Internist/Family Practice Physician

In most cases, the common cold won’t require a visit to the doctor. However, if your cold symptoms are interfering with your daily life or with sleep, if over-the-counter medications aren’t helping, or if symptoms are getting worse, make an appointment to see your primary healthcare provider.

If your physician determines that you have the common cold, he or she will most likely recommend cold medications as well as simple home treatments to help control your symptoms.

If you or your child has a cold, pay careful attention to symptoms that may signal a more severe infection or health condition. You should call your doctor or pediatrician to schedule an appointment immediately if:


  • Symptoms do not improve or get worse after a week to ten days.
  • You have a fever of 102 or higher.
  • You have a fever accompanied by muscle aches and fatigue or sweating and chills.
  • You have severely swollen lymph nodes, ear pain or vomiting.


Call immediately if your child is under three months old and has a fever. Do not wait. Also call if:

  • Your child has a a high temperature – 99.5F or higher for a baby under three months, 101F for an infant three to six months, and 102F or higher for a child six months or older.
  • Symptoms last more than 10 days.
  • Your child has ear pain.
  • Your child is vomiting.
  • Your child has swollen lymph nodes.

Go to the emergency room if:

  • Your child has a fever of 103F or higher or the fever lasts for more than three days.
  • You or your child have difficulty breathing.

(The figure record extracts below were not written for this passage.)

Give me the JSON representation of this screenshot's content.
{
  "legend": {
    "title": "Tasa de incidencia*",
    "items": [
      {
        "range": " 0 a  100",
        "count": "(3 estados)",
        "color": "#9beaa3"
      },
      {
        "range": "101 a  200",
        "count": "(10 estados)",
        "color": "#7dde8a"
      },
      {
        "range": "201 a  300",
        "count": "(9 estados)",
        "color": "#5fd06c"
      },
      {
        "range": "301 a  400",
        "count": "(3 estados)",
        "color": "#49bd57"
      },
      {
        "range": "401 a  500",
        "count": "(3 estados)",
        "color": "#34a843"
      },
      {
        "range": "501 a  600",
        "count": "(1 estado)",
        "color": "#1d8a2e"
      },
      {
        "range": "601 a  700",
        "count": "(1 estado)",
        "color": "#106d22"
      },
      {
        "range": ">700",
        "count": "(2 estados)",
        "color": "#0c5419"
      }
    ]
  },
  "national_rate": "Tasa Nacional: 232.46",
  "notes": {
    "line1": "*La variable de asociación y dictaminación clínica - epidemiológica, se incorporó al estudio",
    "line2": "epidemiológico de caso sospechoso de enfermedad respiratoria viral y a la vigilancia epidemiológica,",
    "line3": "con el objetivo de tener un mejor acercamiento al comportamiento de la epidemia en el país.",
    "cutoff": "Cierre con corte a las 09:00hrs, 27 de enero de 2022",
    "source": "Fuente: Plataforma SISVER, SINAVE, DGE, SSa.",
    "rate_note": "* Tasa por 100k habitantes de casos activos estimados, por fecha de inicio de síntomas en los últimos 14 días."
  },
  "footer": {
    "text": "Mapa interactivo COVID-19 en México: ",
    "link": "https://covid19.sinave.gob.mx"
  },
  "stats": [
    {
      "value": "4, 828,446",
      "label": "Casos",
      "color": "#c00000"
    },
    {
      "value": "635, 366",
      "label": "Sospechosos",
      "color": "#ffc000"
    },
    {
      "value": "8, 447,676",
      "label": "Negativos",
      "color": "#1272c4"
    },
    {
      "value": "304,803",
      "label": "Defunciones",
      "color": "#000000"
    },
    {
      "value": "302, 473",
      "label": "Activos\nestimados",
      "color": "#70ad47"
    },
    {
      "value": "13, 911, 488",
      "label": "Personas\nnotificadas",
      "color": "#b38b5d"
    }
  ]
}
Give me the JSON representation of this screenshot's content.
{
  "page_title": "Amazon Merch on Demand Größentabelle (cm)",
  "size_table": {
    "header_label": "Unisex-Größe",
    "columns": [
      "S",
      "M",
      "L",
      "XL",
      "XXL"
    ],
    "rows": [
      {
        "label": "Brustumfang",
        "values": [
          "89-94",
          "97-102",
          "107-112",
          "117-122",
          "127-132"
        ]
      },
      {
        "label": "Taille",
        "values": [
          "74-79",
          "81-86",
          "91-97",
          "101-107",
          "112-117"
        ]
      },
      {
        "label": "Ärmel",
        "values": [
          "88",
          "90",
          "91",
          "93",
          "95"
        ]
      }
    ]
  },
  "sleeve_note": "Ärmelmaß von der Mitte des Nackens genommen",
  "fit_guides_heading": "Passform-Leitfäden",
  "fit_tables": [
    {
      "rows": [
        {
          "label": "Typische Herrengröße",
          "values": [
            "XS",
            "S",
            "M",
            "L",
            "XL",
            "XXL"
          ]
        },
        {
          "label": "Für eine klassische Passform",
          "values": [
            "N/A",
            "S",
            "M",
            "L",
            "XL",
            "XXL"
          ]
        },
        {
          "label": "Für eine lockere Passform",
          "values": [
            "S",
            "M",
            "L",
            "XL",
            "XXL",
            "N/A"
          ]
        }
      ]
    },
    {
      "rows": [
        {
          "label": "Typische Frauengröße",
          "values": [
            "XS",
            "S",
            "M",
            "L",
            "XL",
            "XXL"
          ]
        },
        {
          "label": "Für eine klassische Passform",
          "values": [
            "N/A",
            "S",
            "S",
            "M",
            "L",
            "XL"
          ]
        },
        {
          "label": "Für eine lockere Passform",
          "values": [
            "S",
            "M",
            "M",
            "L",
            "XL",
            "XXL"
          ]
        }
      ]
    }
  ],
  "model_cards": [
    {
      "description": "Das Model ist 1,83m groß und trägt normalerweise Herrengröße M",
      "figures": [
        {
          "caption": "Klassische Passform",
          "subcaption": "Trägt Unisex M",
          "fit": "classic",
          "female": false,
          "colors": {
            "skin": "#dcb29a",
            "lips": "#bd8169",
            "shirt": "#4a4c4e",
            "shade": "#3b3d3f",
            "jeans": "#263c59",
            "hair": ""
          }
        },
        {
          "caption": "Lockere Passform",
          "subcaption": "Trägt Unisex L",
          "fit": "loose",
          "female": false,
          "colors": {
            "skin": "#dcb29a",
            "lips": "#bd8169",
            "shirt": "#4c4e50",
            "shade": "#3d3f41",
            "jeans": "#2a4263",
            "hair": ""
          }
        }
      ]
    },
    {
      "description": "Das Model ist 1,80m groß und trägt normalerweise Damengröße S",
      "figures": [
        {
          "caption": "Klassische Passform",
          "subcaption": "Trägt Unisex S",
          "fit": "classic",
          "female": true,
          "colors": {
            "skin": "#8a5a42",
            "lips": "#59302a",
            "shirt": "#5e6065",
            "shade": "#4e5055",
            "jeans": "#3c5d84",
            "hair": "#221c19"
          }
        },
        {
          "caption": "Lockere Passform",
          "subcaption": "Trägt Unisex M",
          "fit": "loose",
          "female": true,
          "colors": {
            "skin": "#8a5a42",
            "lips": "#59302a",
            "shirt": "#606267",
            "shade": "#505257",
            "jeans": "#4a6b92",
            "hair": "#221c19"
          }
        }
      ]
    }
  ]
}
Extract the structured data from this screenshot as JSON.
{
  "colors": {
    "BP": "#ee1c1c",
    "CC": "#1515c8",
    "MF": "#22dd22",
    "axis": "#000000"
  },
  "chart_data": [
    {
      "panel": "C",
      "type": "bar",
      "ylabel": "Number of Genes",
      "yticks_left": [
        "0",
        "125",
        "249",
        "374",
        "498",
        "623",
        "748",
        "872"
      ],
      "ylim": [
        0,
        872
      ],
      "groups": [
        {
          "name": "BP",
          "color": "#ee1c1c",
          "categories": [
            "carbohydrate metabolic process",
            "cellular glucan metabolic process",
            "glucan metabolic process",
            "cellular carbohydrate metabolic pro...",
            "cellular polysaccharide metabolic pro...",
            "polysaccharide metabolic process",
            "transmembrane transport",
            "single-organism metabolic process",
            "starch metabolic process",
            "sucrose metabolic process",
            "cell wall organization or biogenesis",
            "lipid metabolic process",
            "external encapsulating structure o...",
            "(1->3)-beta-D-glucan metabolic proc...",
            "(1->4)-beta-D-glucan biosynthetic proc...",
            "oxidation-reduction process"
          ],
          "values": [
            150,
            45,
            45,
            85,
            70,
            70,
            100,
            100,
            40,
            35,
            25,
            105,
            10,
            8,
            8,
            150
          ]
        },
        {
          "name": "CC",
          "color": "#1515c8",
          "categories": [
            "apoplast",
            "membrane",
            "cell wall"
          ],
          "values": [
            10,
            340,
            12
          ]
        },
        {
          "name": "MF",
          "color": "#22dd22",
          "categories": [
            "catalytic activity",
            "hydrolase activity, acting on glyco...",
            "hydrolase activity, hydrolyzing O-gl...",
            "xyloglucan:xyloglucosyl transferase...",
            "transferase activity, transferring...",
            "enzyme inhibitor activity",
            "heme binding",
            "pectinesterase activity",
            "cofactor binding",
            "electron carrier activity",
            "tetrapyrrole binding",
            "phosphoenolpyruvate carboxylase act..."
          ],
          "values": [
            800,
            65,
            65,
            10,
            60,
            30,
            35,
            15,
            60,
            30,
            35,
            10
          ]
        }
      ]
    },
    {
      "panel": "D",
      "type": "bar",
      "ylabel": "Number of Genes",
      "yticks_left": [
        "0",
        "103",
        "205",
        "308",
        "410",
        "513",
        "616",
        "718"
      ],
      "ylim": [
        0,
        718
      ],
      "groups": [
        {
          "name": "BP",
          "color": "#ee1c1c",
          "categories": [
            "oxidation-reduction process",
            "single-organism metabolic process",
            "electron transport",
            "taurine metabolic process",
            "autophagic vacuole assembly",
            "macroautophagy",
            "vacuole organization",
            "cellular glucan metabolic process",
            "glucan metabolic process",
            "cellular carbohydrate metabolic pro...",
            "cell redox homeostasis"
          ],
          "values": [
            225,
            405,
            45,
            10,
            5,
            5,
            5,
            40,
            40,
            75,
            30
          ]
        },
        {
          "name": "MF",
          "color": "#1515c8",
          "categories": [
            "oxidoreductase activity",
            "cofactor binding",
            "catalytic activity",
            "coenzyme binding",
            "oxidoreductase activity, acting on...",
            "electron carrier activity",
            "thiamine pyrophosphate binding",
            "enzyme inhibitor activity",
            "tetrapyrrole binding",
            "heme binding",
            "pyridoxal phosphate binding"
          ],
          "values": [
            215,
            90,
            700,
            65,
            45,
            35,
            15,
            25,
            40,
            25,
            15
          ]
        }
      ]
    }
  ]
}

A pediatrician is an internist who has completed up to four additional years of training specializing in caring for the health of children. A pediatrician will be able to diagnose and prescribe the appropriate treatment for a child suffering from the common cold. If there is another underlying health condition, he or she will be able to refer the child to the appropriate specialist.


An otolaryngologist is a physician trained in the medical and surgical treatment of the ears, nose, throat (ENT), and related structures of the head and neck. An ENT specialist must complete five additional years of specialty training. Some ENT specialists opt for a subspecialty requiring even more extensive training  in a specific field including pediatric otolaryngology, rhinology (specializing in the nose), or laryngology (specializing in the throat).